When I was a boy, the names of Sam’s brothers were never spoken in our home. But I did hear a story several times when I was older that one or more of the brothers literally backed a vehicle up to the rear of Sam’s store late one night, loaded up his suits and other clothes, then placed them in their own store around the corner. I knew that families were given to exaggeration, that stories get stretched. I imagined this to be just such a tall tale.
But in 2009, Mack Stone’s grandson David volunteered that the story was true in every particular. His own grandmother Edna had told him how she had backed her car to the rear of Sam’s store, while her husband, Mack, carried out suit after suit, all of it bound for Stone Brothers, a few steps away from Sam’s shop. Mack confirmed the story to his son. When Sam later entered his brothers’ store, he instantly recognized his own merchandise.
“That’s mine!” he fumed.
“Prove it,” challenged Mack.
Perhaps Sam was too crushed
to bring himself to prosecute his own brothers. But perhaps it was something else, something more sinister. Sam knew that Mack and the others had something on him—the knowledge that he had fraudulently obtained a passport, birth certificate, and other legal papers, that he had sworn falsely under oath before federal authorities, and that he was not, as he claimed, native-born. Sam was in no position to bring in the law.
Instead, he allowed a curtain of silence to fall between himself and his betrayers. It lasted for years. Half a century later, a residue of alienation still separated Sam’s descendants from those of his brothers.
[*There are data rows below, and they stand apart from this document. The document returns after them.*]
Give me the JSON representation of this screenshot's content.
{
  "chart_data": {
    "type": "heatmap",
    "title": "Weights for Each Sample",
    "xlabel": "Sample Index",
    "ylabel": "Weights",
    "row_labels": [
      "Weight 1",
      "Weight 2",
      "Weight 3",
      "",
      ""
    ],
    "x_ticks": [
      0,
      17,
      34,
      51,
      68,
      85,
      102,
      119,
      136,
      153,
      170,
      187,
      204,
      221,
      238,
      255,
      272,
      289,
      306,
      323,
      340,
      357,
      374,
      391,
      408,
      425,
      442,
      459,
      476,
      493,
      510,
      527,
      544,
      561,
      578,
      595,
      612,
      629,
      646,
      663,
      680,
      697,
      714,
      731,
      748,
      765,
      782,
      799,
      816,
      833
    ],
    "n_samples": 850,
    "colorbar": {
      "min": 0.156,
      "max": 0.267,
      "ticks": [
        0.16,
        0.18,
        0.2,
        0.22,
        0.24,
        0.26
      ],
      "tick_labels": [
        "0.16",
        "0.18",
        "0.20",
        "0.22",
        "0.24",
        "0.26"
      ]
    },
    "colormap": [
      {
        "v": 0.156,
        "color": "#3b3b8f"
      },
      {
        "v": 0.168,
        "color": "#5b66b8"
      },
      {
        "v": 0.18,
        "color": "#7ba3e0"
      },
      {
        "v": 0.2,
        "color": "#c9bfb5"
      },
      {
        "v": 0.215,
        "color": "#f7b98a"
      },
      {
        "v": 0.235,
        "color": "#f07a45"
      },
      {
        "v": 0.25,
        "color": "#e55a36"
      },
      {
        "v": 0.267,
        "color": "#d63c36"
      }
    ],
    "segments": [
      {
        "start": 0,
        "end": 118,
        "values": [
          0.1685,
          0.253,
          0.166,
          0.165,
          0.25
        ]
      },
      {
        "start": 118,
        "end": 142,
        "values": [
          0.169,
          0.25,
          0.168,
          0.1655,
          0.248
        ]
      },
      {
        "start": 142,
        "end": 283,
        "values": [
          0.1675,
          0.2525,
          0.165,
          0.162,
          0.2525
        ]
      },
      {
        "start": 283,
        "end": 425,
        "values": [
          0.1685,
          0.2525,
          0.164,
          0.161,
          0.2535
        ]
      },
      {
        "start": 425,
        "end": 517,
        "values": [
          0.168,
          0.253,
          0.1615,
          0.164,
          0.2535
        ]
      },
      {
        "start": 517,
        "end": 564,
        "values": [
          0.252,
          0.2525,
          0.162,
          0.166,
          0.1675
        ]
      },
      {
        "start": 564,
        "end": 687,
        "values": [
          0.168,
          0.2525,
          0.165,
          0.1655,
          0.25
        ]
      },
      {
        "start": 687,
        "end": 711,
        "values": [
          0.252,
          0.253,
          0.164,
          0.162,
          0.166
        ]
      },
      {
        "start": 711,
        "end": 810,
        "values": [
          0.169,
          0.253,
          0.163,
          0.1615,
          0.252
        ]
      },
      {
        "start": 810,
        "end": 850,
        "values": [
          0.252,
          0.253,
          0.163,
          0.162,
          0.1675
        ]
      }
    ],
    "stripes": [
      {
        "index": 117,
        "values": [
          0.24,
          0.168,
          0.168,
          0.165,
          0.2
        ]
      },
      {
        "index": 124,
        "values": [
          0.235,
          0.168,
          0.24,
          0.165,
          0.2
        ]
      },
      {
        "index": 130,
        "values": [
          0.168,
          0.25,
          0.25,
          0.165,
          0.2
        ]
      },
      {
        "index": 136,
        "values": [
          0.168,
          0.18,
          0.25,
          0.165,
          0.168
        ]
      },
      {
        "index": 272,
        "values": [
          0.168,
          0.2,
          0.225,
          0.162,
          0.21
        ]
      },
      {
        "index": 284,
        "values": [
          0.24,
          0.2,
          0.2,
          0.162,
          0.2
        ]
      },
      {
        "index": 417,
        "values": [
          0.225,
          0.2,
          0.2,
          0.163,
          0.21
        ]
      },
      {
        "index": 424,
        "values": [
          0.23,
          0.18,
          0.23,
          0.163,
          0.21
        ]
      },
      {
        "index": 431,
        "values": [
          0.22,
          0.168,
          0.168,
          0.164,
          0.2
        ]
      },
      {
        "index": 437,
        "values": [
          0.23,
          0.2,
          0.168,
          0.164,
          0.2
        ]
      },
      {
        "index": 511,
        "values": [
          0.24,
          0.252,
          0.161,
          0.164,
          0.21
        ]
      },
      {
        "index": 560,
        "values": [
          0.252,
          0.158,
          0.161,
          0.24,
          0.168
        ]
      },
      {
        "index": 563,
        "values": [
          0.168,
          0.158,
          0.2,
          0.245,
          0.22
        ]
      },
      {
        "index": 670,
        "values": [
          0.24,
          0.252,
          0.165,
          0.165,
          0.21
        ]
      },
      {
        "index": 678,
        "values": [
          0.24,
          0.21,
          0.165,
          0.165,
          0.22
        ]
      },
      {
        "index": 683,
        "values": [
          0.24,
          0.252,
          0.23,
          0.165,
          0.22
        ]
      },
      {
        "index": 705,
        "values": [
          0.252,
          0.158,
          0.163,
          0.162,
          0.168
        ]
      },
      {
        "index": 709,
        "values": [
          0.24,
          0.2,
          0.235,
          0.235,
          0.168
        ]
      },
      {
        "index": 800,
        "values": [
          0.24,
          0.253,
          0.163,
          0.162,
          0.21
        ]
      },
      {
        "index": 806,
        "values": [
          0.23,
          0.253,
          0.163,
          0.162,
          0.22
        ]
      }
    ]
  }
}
It is likely that Mack and his brothers were jealous of Sam’s success and position in the community. There is evidence that Mack would have been only too willing to use Sam’s mistakes against him, even if it meant sending his eldest brother to prison. In a sheaf of letters left by my grandmother is a November 30, 1932, affidavit in which a man named Ernest W. Richman, who worked for my grandfather, swore that Sam’s brother Mack had come to him several times in June 1932 with a plan to blackmail Sam, and to allege that Sam had ordered Mack to torch his Buffalo, New York, store to collect the insurance. There was in fact a fire that destroyed the store, but Richman in his affidavit said “the entire story is a fabrication,” that Sam had nothing to do with the fire. Sam never sought retribution against his brother Mack.
But my grandmother Minna never forgave Mack. As principled a person as ever there was, Minna recoiled from any contact with him. “Mother hated Mack like poison,” said Dorothy, my mother’s sister. “I think if she had a gun, she would have shot him.”
Even today I cannot fathom the audacity of brother robbing brother. Perhaps to some degree it reflected the lawlessness of the city in those times. Crimes in Canton often went unreported and unpunished. In the public’s mind, many city officials and police were corrupt. In such a freewheeling environment, criminality was seen as one of the lubricants for self-advancement, particularly in the Hard Times. The crimes of Noble Wright and George Carlin had been carried out in desperation and targeted strangers against whom they meant no harm.